In the past two years we have seen a dramatic increase in interest in a new approach for systems that support office workers. Much of the focus for information technology deployment has been on automating or even eliminating less skilled jobs. This has been largely effective, and organizations today are able to much more with fewer people. People today spend less of their time on routine tasks, and more of their time on things that make a difference, than was possible just ten years ago.
An unpredictable process is simply a process that has to be figured out; it emerges as the work is done. That is precisely what knowledge workers do.
Case Management (CM) is an approach which has been used for years in the fields of health care, social care, the courts, and law enforcement but now we are seeing this basic approach being used for all knowledge workers across all industries. We call it case management because all the work is structured around a case, which is simply a place where everything for the job is collected. It is not just a folder, but is also has an implicit or explicit goal.
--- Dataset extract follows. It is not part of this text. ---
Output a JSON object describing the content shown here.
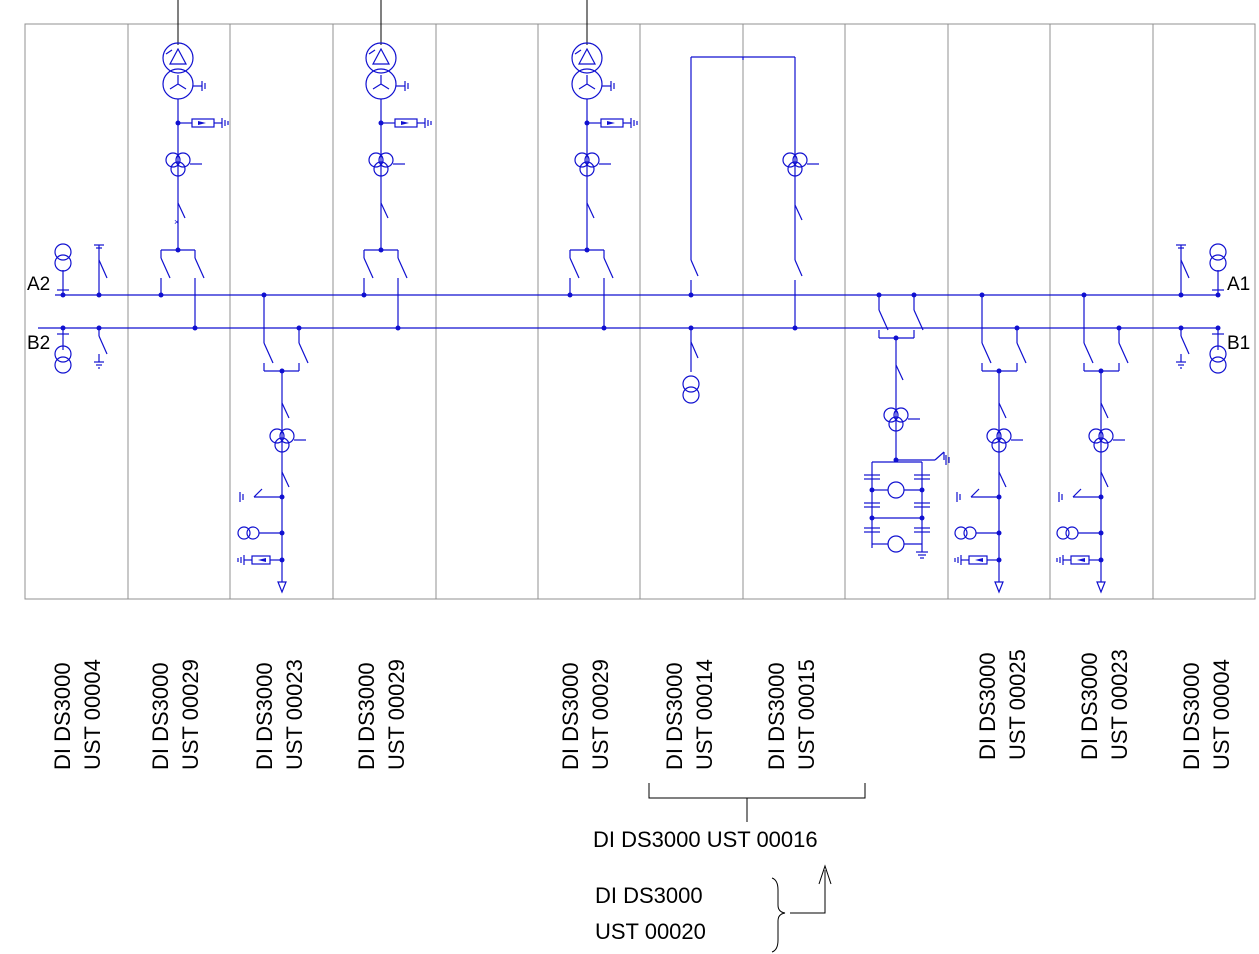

Sherlock Holmes has the goal to solve the crime, so he keeps all the relevant information in a case folder. The case is considered “closed” when the crime has been solved. Today, that case is not a physical folder, but instead an information system structure that can be access by multiple people from multiple locations simultaneously, but it is the same concept.
Adaptive Case Management Systems automatically keep a record of everything that happened along the way, so that there is a complete history to learn from. The history is helpful in reaching the current goal, but even more valuable when many cases are reviewed to see what patterns are having the most success. Process Mining is a technique that is used to show what patterns of actions have been occurring, even when no process diagram was set up in advance.